A Man of Vision and Purpose

williams seatedThe Franklin H. Williams Judicial Commission is named in honor of the distinguished attorney and civil rights leader, Franklin H. Williams. In 1988, Chief Judge Sol Wachtler appointed Mr. Williams chair of the New York State Judicial Commission on Minorities responsible for conducting extensive research on the perception and treatment of minorities in the court system.

A Native New Yorker, Mr. Williams received his law degree from Fordham University in 1945. He served as an assistant counsel to Thurgood Marshall, special counsel to the National Association for the Advancement of Colored People ("N.A.A.C.P.") From 1950 to 1959, Mr. Williams was the Director of the west coast N.A.A.C.P and was credited with major inroads in the civil rights movement involving cases on school desegregation and restrictive covenants.

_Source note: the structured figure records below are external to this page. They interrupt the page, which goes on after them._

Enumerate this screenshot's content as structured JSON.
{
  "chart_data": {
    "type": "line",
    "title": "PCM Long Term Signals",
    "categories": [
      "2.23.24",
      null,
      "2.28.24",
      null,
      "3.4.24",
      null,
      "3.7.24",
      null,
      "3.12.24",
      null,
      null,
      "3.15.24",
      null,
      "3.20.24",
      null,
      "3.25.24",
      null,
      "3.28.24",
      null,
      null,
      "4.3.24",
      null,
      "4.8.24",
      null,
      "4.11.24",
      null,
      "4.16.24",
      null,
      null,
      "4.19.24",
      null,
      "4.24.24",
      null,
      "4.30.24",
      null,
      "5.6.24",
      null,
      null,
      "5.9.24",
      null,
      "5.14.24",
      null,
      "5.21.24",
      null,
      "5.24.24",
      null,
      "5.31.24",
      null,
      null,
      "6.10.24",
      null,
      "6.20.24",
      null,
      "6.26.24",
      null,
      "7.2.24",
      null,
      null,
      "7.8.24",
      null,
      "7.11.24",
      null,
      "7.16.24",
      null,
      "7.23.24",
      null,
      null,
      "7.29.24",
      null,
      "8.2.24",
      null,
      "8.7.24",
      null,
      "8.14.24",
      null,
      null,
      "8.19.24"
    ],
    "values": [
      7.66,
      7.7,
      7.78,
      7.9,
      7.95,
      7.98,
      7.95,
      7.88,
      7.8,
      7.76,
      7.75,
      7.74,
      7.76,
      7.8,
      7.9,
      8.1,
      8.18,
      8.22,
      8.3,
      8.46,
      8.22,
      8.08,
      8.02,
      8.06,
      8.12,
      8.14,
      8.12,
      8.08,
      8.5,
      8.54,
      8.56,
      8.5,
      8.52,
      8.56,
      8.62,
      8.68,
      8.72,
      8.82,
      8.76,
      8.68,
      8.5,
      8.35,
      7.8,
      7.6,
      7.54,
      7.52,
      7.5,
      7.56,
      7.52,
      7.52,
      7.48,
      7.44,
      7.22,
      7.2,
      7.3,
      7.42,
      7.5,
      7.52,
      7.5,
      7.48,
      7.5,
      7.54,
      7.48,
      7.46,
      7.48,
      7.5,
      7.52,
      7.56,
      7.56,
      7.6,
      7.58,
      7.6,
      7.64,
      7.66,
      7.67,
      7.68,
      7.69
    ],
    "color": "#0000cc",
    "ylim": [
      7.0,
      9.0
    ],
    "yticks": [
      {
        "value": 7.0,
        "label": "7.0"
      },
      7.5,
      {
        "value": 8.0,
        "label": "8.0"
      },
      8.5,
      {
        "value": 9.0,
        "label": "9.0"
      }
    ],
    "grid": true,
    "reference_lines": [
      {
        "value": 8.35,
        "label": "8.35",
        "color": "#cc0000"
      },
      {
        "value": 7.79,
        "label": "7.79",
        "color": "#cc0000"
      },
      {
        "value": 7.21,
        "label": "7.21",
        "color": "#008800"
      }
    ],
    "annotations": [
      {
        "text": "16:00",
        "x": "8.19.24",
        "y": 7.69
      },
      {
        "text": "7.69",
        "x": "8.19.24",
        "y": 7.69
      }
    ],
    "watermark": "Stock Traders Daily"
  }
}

Mr. Williams was also instrumental in the development of the Peace Corps and eventually became the Peace Corps Regional Director for Africa. The Peace Corps currently honors his memory with the Franklin H. Williams Awards given thus far to over 90 outstanding returned Peace Corps Volunteers.

Franklin H. Williams went on to serve as the United States Ambassador to Ghana.


"…as we look to the new century, creation of an atmosphere without even the appearance of racial bias must be the prime objective of our courts…we should not open the wound unless we are prepared to heal it."